József Kiprich (1963)

Jozsef Kiprich

József Kiprich (6 september 1963), oftewel de Tovenaar van Tatabanya, speelde in de jaren ’90 voor Feyenoord en is een van de populairste spelers van de club ooit. Zelfs jaren na zijn vertrek werd zijn naam nog gescandeerd in De Kuip.

Feyenoord trok Kiprich in 1989 aan van FC Tatabánya. Met de komst van de spits brak er voor Feyenoord een succesvolle periode aan.  De club won in die jaren vier keer de beker en werd in 1993 landskampioen.

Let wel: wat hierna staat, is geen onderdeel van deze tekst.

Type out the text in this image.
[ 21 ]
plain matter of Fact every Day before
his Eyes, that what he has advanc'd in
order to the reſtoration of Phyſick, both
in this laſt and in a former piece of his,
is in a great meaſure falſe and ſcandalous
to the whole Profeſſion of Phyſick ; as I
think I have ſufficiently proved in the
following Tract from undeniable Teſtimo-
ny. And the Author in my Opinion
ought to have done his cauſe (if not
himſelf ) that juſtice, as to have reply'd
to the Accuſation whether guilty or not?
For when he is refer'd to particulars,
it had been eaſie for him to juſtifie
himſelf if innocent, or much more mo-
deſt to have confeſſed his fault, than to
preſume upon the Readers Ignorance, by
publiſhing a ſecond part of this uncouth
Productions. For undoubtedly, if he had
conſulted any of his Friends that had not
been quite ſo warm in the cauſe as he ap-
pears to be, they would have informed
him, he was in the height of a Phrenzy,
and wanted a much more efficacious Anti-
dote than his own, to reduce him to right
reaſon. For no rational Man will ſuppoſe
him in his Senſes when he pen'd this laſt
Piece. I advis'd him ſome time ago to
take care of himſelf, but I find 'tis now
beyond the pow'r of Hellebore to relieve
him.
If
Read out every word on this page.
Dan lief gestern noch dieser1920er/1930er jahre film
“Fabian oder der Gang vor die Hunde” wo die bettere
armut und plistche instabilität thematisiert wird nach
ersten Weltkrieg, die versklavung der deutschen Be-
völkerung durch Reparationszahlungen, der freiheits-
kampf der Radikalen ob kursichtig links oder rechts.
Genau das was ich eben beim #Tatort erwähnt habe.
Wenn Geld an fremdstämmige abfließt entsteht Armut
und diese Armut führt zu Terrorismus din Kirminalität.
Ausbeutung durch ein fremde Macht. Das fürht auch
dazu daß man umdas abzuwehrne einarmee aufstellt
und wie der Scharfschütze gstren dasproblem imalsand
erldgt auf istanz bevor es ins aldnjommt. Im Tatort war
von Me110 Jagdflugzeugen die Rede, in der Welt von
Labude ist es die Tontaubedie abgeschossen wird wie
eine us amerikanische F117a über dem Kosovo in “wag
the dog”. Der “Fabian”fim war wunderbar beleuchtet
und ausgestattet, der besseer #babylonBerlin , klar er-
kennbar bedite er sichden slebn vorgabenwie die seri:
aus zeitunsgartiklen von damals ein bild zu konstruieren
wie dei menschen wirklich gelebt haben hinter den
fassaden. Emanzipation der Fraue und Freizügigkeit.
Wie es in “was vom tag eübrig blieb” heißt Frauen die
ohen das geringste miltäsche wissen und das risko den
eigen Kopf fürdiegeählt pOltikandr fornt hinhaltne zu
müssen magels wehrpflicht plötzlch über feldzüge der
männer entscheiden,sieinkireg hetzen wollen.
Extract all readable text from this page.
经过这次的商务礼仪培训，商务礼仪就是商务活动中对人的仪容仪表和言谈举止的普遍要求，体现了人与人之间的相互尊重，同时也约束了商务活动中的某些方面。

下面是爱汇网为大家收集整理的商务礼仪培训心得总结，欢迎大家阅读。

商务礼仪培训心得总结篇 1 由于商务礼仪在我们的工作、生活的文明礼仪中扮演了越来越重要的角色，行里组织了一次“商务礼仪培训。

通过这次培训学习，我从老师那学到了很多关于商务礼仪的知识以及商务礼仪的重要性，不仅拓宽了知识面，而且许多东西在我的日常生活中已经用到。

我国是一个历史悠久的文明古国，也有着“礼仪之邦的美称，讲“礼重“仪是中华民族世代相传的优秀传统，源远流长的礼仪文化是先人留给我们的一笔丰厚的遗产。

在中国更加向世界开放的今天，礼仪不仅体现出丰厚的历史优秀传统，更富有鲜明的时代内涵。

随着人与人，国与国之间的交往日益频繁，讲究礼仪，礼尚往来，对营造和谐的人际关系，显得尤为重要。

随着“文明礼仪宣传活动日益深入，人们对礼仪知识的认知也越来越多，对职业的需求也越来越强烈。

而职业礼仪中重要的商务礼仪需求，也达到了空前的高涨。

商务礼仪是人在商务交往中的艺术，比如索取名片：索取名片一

Met Regi Blinker en Gaston Taument als swingende vleugelspitsen had de Hongaar de ideale aangevers aan zijn zijde en scoorde hij regelmatig.
Daarnaast was Kiprich een ultieme penaltyspecialist die steevast de keeper de verkeerde richting in stuurde om vervolgens met een zachte maar zuivere schuiver de bal de goede hoek in te sturen.

Na 128 wedstrijden en 53 goals voor de Rotterdammers vertrok Kiprich in 1995 naar Apoel Nicosia. Hij speelde daarna nog een seizoen voor FC Den Bosch, om vervolgens in 2001 zijn actieve carrière te beëindigen bij FC Tatabánya, de club waar zijn zoon Dániel later ook zou spelen.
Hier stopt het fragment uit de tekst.